Chapter two – Operation Embryo

Nedry's room was dark and dreary, and the walls covered with Star Trek and Xena posters. Nedry was lying outstretched on his bed, a mass of excess flesh with a distinctly unsettling look on his face. He grinned once in the darkness, and then pulled out a sheaf of notes from under his bed, flicked through intently.

From:
Lewis Dodgson

Mr. Nedry,
I am very pleased we could arrange the meeting and that you were able to attend so promptly. As always, it was a pleasure to meet with you and lay at rest my concerns about our project.

Nedry sneered. Dodgson could be so slimy.

Our boat is arriving at the dock every day at 18:00, leaving at 19:00. We request you reach our deadline for Operation Embryo by next week. The investors of Biosyn are getting concerned. We cannot afford a delay.

Sincerely,
Lewis Dodgson

Nedry sighed irritably. No one trusted him to get anything right. Hammond and Arnold, the Park's technician, always thought he was screwing something up with the system, and Dodgson was worried that Nedry wouldn't make the deadline.

But all that was going to change. He was going to get what he deserved at last. Money, and lots of it. He'd had enough of Ingen and the Jurassic Park project. Lots of work had been heaped on to him, debugging countless files, starting new programmes, creating entirely new types of software. It was a hell of a job, and he got virtually no help from anyone else, and he was expected to do it all by a rapidly approaching deadline and on, what he thought was, a pretty mediocre salary. So when Dodgson approached him with a proposition that promised a lot of financial reward, he was more than happy to oblige with any form of treachery.

His phone rang. He picked it up and heard Arnold's voice on the other end/
"Dennis, what the hell is happening to the auto-food dispensers?"
"Dunno", Dennis yawned, "What are they doing?"
"I'll tell you what they're doing", Arnold snapped, "They keep shutting off and powering down. The damn Dinos are starving and we have to go around manually shutting the feeders back on!"

A sly smile appeared on Nedry's fat features. He wondered if anyone realized that he'd screwed up the system on purpose, so that if things went wrong that he'd be the only one who could fix it. It was, in a way, his trademark or his graffiti tag.
"That's Harding's problem, not mine", was all he said.
"No, it's your bloody problem too", Arnold shouted, "You designed the software, you get your fat ass down here and fix it. A bunch of starving Dinos will cause more trouble than a well-fed one.

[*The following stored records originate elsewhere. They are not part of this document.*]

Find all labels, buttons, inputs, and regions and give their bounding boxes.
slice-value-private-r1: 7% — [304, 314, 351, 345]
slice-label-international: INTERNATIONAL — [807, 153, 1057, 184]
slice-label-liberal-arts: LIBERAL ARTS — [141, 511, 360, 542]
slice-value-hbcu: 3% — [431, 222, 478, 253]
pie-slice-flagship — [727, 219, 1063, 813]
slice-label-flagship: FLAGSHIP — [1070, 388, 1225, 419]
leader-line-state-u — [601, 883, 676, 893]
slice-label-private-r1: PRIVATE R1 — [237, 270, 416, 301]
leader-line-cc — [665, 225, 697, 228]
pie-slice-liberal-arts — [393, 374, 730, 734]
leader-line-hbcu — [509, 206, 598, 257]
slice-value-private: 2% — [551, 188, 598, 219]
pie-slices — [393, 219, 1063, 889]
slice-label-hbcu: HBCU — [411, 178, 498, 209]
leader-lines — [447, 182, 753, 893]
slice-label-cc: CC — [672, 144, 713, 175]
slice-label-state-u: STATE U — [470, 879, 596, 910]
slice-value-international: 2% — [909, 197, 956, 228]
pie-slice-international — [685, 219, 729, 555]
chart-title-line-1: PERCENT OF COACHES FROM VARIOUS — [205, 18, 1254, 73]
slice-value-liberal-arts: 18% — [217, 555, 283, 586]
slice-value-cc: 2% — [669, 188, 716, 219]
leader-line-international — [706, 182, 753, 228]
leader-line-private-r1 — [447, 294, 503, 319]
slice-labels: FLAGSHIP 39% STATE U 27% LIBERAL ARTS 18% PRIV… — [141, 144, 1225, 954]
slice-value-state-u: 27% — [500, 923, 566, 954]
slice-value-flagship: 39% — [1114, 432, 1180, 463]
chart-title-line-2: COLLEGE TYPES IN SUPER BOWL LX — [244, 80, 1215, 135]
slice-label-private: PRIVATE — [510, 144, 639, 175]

What if the Rex goes on a rampage and Muldoon has to go in and tranq it? He won't be happy".
"Alright, alright, I'll come down now. Jesus", Nedry put the phone down.

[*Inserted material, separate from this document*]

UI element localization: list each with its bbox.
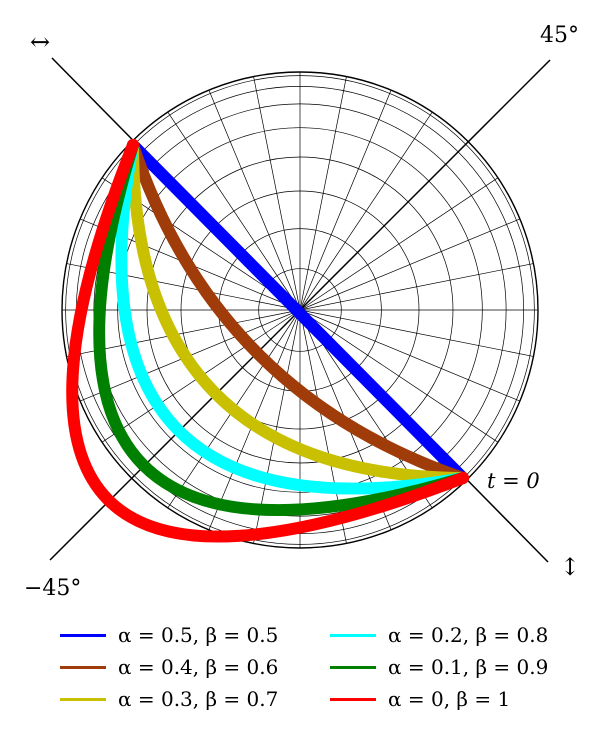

He reached into his pocket and pulled out a mangled up candy bar that he'd managed to wrestle free from the vending machine after an exhausting and, to everyone else at least, amusing hour. He chewed on it thoughtfully. He was fed up with this place, he was fed up with the staff, he was fed up with the Dinosaurs and most of all he was fed up with John Hammond.

He stood up and crossed to the window, watching the rain pound endlessly onto the glass. There was a flash of lightning followed by the crack of thunder nearby. Far away, as if in answer, he heard a deep-throated roar that made him shudder and chilled his bones to the marrow.